Мы добрались до её комнаты и вернулись. Я снова сел, а она перешла на другую сторону стола.
Родители обычно являются самыми важными эмоциональными защитниками своих детей, мистер Стоун. Они могут гораздо лучше, чем специалисты, психологически успокоить детей. Они могут помочь им рассказать о своих страхах, убедить их, что мама и папа сделают всё возможное, чтобы защитить их, и будут рядом. К сожалению, для Келли это, конечно, невозможно, но ей всё равно нужен ответственный взрослый, на которого она может положиться.
Я начал понимать. «Ты имеешь в виду её бабушку?»
Я мог бы поклясться, что видел, как она вздрогнула.
«Не совсем то, что я имела в виду. Видите ли, важнейшим фактором в восстановлении любого ребёнка от ПТСР является то, что основной опекун должен продемонстрировать готовность говорить о насилии и быть непредвзятым слушателем.
Дети должны знать, что говорить о насилии допустимо.
Келли нужно разрешение, если хотите, рассказать о том, что с ней произошло. Иногда воспитатели могут деликатно отговаривать детей от разговоров о насилии в их жизни по разным причинам, и, как мне кажется, именно это и происходит с бабушкой и дедушкой Келли.
«Я думаю, ее бабушка чувствует себя обиженной и обескураженной из-за того, что Келли потеряла интерес к семейным делам, стала легко раздражительной и отстраненной.
Её очень расстраивают подробности – возможно, потому, что она считает, что Келли будет меньше переживать, если она не расскажет об этом. Напротив, дети часто чувствуют облегчение и освобождение от бремени, делясь информацией со взрослыми, которым доверяют. Кроме того, детям может быть полезно в терапевтическом плане переосмыслить произошедшее и выплеснуть свои страхи, пересказав историю. Я не имею в виду, что мы должны принуждать Келли говорить о случившемся, но утешение и признание, как только она сама расскажет, будут чрезвычайно полезны для её выздоровления.
Она начала терять меня из виду во всей этой своей болтовне. Я не понимал, какое отношение ко всему этому имею.

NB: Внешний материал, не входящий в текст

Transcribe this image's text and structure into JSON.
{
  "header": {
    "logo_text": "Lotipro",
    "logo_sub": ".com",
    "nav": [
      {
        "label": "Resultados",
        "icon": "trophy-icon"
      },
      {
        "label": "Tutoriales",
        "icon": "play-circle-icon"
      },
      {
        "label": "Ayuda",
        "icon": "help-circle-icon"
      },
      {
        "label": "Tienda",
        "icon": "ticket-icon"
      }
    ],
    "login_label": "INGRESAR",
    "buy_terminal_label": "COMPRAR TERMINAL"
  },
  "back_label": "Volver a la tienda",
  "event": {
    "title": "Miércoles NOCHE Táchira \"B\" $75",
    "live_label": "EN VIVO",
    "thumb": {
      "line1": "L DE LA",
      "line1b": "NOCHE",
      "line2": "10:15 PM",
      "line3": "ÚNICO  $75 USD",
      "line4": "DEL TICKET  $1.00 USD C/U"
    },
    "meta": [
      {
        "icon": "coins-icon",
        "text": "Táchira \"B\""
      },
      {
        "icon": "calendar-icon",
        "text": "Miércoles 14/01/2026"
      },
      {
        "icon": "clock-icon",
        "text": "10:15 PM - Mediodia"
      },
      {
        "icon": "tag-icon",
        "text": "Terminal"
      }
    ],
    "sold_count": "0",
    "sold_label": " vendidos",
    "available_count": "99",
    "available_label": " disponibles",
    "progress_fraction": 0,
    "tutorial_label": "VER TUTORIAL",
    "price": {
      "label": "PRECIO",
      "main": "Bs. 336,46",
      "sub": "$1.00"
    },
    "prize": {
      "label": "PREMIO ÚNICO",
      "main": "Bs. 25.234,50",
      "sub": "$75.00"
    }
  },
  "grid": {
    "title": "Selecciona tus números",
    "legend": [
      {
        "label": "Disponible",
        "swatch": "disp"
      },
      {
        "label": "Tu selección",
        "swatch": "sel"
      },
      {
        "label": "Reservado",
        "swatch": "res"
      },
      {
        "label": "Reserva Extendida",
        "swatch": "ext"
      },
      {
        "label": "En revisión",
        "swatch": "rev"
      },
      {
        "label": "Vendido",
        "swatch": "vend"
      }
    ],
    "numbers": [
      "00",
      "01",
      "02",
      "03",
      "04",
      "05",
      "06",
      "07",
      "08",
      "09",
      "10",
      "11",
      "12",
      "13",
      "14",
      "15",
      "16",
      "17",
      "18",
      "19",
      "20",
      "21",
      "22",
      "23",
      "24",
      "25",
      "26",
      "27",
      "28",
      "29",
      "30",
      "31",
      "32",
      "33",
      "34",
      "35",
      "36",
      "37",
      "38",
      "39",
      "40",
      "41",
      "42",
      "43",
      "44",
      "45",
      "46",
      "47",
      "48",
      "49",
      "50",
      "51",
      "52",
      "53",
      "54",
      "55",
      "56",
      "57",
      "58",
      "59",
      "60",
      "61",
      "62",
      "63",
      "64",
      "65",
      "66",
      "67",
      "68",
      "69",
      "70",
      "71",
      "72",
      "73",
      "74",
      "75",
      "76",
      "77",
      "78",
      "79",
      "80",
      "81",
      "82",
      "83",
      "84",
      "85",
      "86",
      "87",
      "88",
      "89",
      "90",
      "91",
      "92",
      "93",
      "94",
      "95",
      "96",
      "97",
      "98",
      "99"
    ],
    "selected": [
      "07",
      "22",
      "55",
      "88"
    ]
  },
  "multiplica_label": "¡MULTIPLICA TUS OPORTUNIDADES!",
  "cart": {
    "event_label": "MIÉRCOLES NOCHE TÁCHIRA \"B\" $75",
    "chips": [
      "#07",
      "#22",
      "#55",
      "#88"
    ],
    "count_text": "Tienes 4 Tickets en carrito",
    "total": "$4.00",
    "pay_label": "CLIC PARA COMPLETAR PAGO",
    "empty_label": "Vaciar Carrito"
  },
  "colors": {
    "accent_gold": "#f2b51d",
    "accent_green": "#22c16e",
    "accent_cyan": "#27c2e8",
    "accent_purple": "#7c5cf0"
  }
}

Словно прочитав мои мысли, доктор Хьюз снова поджала губы и проделала свой трюк с очками-полумесяцами. «Вот к чему всё сводится, мистер...
Стоун, Келли понадобится доверенный взрослый человек, который будет рядом в процессе восстановления, и, на мой взгляд, идеальным человеком для этого будете вы».
Она сделала паузу, чтобы донести до слушателей смысл ее слов.
«Видите ли, она доверяет вам; она говорит о вас с величайшей любовью, видя в вас человека, который для неё теперь ближе всего к отцу. Ей нужно гораздо больше, чем просто внимание и терапия, которые можем предложить мы, специалисты, — это ваше принятие этого факта и приверженность ему». Она многозначительно добавила: «Возможно, у вас возникнут с этим трудности, мистер Стоун?»
«Мои работодатели могут. Мне нужно...»
Она подняла руку. «Вы видели, в какой кокон себя загнала Келли. Нет формулы, гарантирующей прорыв, когда кто-то находится вне досягаемости. Но какова бы ни была причина, в решении должна быть какая-то форма любви. Келли нужен принц на белом коне, который приедет и освободит её от дракона. Я считаю, что она решила не выходить, пока вы снова не станете неотъемлемой частью её жизни. Мне жаль, что я взваливаю на вас эту ответственность, мистер».
Стоун, но Келли — моя пациентка, и я должен заботиться о её благе. Поэтому я не хотел, чтобы она встречалась с вами сегодня; я не хочу, чтобы она питала надежды, которые потом рухнут. Пожалуйста, уходите и подумайте об этом, но поверьте мне, чем раньше вы сможете взять на себя обязательства, тем быстрее состояние Келли начнёт улучшаться. До тех пор любое лечение отложено.
Я полезла в рюкзак и вытащила фотографии в рамках. Это было единственное, что пришло мне в голову. «Я принесла это ей. Это фотографии её семьи. Может, они как-то помогут».
Врач взяла их у меня, всё ещё ожидая ответа. Поняв, что сегодня ей его не дадут, она тихо кивнула и мягко, но твёрдо проводила меня до двери. «Я буду у неё сегодня днём. Позвоню тебе позже, у меня есть номер. А теперь, насколько я понимаю, у тебя назначена встреча с людьми внизу?»
10
Я чувствовал себя довольно подавленным, направляясь на восток вдоль северного берега Темзы, к центру города. Не только из-за Келли, но и из-за себя.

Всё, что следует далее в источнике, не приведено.